Believe it or not, male bluebirds keep an eye out to make sure the female bluebirds stay monogamous. They guard their mates very closely and will know if their significant other has stepped out on them. Male-male bluebirds fight and show aggression mostly to assure and defend the paternity of their hatchlings and these battles can become quite intense, and sometimes be fatal or crippling.

Another reason for bluebirds to fight is, of course, to protect their nests, eggs or chicks from predators. During the spring and summer months, when the bluebirds nest, they get protective of their nests and guard it from prey.

If a squirrel gets too close to the nest, it will either be quickly chased off by the bluebird- usually the male bluebird- or if it is particularly persistent, a rather nasty scuffle will ensue between the two. As squirrels are known to attack and invade nests when they are empty of the parent bluebirds, either the male or the female will try to stay in the nest with the eggs or chicks at all times, while the other forages for food and keeps an eye out for predators.

Will a squirrel kill a bird?

Yes, squirrels sometimes do kill birds. It depends largely on how big the bird is, in relation to how big the squirrel is.

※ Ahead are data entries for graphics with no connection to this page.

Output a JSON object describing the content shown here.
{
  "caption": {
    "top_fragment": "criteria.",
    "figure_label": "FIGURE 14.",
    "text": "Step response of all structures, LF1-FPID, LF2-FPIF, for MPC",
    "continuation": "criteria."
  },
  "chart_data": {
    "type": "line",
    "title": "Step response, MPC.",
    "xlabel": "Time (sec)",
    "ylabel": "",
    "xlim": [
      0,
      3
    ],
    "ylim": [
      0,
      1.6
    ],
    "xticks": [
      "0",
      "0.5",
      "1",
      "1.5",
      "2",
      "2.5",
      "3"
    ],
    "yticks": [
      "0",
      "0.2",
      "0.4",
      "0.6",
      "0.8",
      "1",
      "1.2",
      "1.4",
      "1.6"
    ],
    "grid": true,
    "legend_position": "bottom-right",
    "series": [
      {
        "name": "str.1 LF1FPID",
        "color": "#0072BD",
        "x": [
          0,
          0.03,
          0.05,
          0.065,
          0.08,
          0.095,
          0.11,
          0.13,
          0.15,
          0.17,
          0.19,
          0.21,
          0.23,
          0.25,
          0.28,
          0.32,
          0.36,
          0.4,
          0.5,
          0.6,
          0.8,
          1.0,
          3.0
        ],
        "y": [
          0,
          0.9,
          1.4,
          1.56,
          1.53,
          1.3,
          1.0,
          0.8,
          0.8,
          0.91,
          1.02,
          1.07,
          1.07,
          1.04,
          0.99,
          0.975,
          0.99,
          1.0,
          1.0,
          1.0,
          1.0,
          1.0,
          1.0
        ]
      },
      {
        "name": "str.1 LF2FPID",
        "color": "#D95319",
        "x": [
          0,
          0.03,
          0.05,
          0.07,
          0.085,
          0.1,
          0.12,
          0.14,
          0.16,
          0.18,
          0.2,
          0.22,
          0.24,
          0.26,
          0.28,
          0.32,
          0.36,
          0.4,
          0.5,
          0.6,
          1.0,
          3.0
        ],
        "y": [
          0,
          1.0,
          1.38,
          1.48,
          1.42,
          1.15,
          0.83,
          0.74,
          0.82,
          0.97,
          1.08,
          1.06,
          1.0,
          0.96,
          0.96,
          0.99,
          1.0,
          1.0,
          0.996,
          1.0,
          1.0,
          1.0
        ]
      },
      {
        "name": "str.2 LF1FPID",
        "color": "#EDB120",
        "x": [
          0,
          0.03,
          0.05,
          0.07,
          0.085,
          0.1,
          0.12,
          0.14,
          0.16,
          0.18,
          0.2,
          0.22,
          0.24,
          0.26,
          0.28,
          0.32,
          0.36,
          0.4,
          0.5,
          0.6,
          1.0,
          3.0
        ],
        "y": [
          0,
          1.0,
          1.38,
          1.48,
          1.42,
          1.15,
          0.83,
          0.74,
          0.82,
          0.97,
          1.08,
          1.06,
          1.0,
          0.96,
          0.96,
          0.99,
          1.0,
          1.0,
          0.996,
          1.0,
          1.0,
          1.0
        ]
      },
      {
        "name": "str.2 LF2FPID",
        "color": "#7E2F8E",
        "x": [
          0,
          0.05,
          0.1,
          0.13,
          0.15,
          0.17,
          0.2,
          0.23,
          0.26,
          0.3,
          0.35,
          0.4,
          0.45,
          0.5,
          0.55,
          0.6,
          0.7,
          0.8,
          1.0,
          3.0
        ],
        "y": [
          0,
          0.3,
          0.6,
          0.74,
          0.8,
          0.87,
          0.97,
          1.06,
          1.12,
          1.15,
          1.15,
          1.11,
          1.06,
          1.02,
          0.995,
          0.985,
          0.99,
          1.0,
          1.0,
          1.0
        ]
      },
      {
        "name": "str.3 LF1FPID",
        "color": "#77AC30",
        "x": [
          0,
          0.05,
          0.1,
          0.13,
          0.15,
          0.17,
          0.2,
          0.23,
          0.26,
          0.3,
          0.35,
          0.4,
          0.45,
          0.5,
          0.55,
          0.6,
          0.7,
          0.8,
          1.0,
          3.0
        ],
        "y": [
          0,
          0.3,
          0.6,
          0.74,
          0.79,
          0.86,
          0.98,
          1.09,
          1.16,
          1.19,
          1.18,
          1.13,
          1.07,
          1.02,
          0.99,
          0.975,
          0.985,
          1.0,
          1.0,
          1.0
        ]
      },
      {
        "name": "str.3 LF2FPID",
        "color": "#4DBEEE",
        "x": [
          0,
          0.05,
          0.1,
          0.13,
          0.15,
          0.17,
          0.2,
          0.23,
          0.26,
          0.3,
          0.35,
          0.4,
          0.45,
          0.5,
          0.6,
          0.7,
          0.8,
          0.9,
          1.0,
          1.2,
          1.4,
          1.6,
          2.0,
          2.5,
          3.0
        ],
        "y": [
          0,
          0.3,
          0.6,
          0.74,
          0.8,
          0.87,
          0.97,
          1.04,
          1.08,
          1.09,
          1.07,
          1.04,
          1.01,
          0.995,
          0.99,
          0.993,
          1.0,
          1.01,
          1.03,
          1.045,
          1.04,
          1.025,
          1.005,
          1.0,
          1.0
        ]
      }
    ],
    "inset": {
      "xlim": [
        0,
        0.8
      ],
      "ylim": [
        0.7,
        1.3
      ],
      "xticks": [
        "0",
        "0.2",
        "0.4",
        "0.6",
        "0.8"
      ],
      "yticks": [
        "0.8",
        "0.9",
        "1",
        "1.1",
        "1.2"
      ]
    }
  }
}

Squirrels will pick fights with birds either smaller or at least the same size as itself, and will not venture into the nests of, or dare fight with larger birds, out of fear that it will get injured or killed in the process.

However, it must be noted that squirrels are primarily nest invaders, and egg or chick eaters. They mostly only kill and subsequently eat grown birds when they get into a fight trying to get into those nests to eat the eggs. They are not picky when it comes to their meals. While they are largely vegetarian and their diet consists mostly of acorns, nuts, lichens, fruits, roots, mushrooms, leaves and even insects, they do kill and eat birds too.

Why do squirrels eat birds? Squirrels, especially red squirrels, according to research, have a streak of vicious aggressiveness that make them kill their own pups.  Researchers believe that squirrels have been taught, over years and years in the wild, that only the fittest survive, and these little rodents will do anything to get food and to survive.

How to keep squirrels away from bluebirds’ nest and eggs

To restrict squirrels from getting to bluebirds’ nests, at least if the nests happen to be in your yard or you have a feeder or birdhouse at home, you can take certain precautions.

Add a predator guard like wobbling baffles or a pole.

Do not mount your birdhouse on a tree or on a fence or postline that will give the squirrel easy access to climb into it.

Place your birdhouse at least 6-10 feet away from anything a squirrel can jump off of and onto it.

Grease the pole of the bird house with butter or soap, so squirrels can’t climb up.

Consider putting up a feeder for squirrels, with rodent blocks or nuts, well away from the nests.

Lastly, if the bluebirds are nested in a bird house you an put sheet metal around the bird house hole this will prevent the squirrel from chewing the hole wider allowing them to get to the bluebird eggs.